As far back as the 12th century, the Welsh have referred to the island of Anglesey, just off the north coast of Wales, as a place of generous sustenance. Cross the Menai bridge from the mainland onto Anglesey and you pass a sign welcoming you to ‘Mon, Mam Cymru’ (‘Anglesey, mother of Wales’), a reference to its traditional role as food provider to the rest of Wales, thanks to its richly fertile soil. 

While tourism supplements farming as a significant source of island income these days, echoes of this abundant history continue in what is a decidedly foodie destination, and never more so than in October, when Anglesey hosts its annual Oyster Festival. The growing success of this gourmet celebration is testimony to the fact that the Mother of Wales has long had something rather special in her well-stocked larder: world-class oysters that hail from the fast-flowing water of the Menai Strait.

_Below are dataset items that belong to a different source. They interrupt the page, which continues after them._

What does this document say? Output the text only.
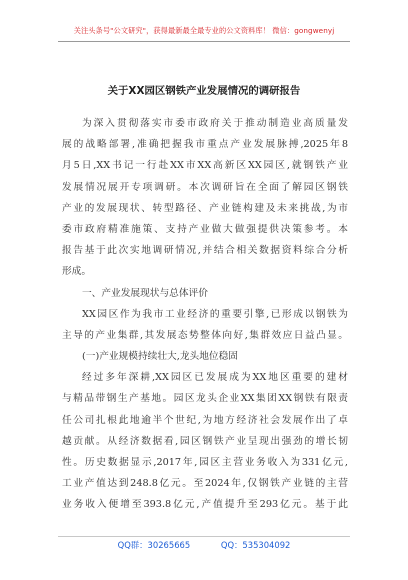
关注头条号"公文研究"，获得最新最全最专业的公文资料库！ 微信：gongwenyj
关于XX园区钢铁产业发展情况的调研报告
为深入贯彻落实市委市政府关于推动制造业高质量发
展的战略部署,准确把握我市重点产业发展脉搏,2025年8
月5日,XX书记一行赴XX市XX高新区XX园区,就钢铁产业
发展情况展开专项调研。本次调研旨在全面了解园区钢铁
产业的发展现状、转型路径、产业链构建及未来挑战,为市
委市政府精准施策、支持产业做大做强提供决策参考。本
报告基于此次实地调研情况,并结合相关数据资料综合分析
形成。
一、产业发展现状与总体评价
XX园区作为我市工业经济的重要引擎,已形成以钢铁为
主导的产业集群,其发展态势整体向好,集群效应日益凸显。
(一)产业规模持续壮大,龙头地位稳固
经过多年深耕,XX园区已发展成为XX地区重要的建材
与精品带钢生产基地。园区龙头企业XX集团XX钢铁有限责
任公司扎根此地逾半个世纪,为地方经济社会发展作出了卓
越贡献。从经济数据看,园区钢铁产业呈现出强劲的增长韧
性。历史数据显示,2017年,园区主营业务收入为331亿元,
工业产值达到248.8亿元。至2024年,仅钢铁产业链的主营
业务收入便增至393.8亿元,产值提升至293亿元。基于此
QQ群：30265665	QQ：535304092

It would be entirely possible, and enjoyable, to spend a weekend on Anglesey sampling the oysters and then following an informal gastronomic trail around the island (for itinerary ideas, visit www.islandofchoice.com). But to stick to this one theme would be to miss the very best of the island: its 125-mile coastal path. Opened last year, this winds past glorious, unspoilt beaches such as the handsome, broad sweep of Red Wharf Bay and the exquisite smaller cove of Borthwen near Rhoscolyn, and gives walkers a privileged view of dramatic, ever-changing scenery cloaked in hues of emerald and mossy greens, turquoise and indigo, heathery brown and ancient grey. Best of all, this relatively undiscovered coastline offers activities for all fitness levels and moods, from sedate to thrill-seeking.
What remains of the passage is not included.